Immer häufiger werden heute Aussagen verbreitet, die auf den ersten Blick harmlos oder sogar wünschenswert erscheinen. Einige Beispiele:
- Süßstoffe gelten pauschal als unbedenklich
- Schwere Lasten aus dem Rundrücken zu heben sei völlig risikofrei
- Eine große Portion Pasta spät abends sei sogar empfehlenswert
Solche Aussagen gewinnen Reichweite, weil die Algorithmen Plattformen bevorzugen, die polarisieren oder einfache Botschaften senden. Studien oder „Expertenmeinungen“ werden dann oft selektiv eingesetzt, um diese Inhalte scheinbar zu untermauern.

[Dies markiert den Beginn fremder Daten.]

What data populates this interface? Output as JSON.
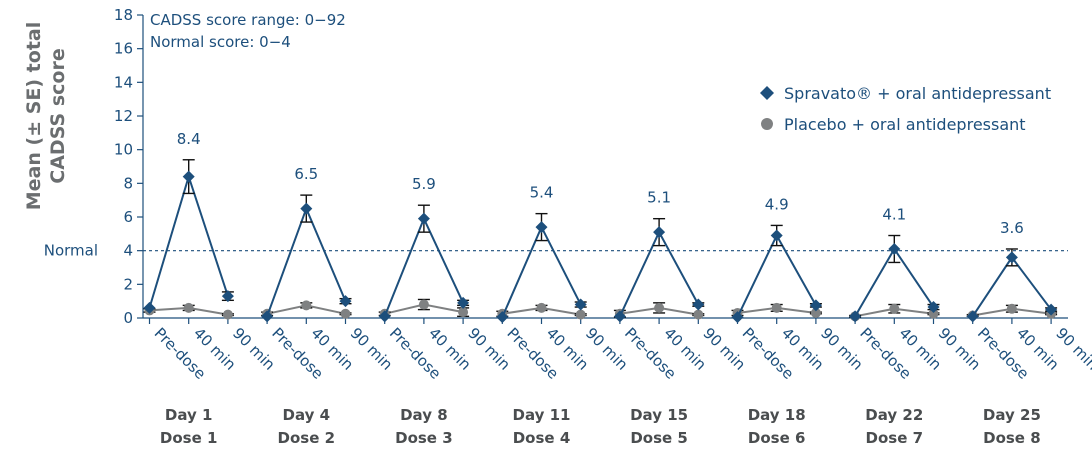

Das Problem ist nicht das einzelne Verhalten, sondern der Kontext, in dem solche Empfehlungen konsumiert werden.
Ein Großteil der Menschen, die diese Inhalte aufnehmen, ist weder stoffwechselgesund, noch umfassend belastbar oder ausreichend informiert. Die Botschaft „alles ist erlaubt“ klingt verlockend – vor allem, wenn man auf der Suche nach Abkürzungen ist.
Wenn man lange genug in der Praxis ist, weiß man: Zu jedem Argument findet sich ein Gegenargument. Nicht immer, weil es stichhaltig ist, sondern oft, um Aufmerksamkeit zu erzeugen und Zweifel wachzuhalten.
Nach über 40 Jahren Training, Ausbildung und Coaching kann ich sagen:
Einige Prinzipien bleiben stabil, auch wenn der Zeitgeist sie regelmäßig infrage stellt. Die eingangs genannten Beispiele gehören nicht zu den Empfehlungen, die sich über Jahrzehnte hinweg bewähren.
Langfristiger Erfolg, gerade im Bezug auf das erreichen sportlicher Ziele oder das verändern der eigenen Körperzusammensetzung, basiert nicht auf kurzfristigen Vereinfachungen.
Er basiert auf angepassten, bewährten Konzepten:
- gezielte Belastung (wie das umfassende Aufwärmen vor einer sportlichen Betätigung & das intensive und fokussierte Training),
- konsequente Regeneration,
- ein gesundes und gepflegtes Mikrobiom
- und das Wissen, dass Fortschritt Zeit und Struktur braucht.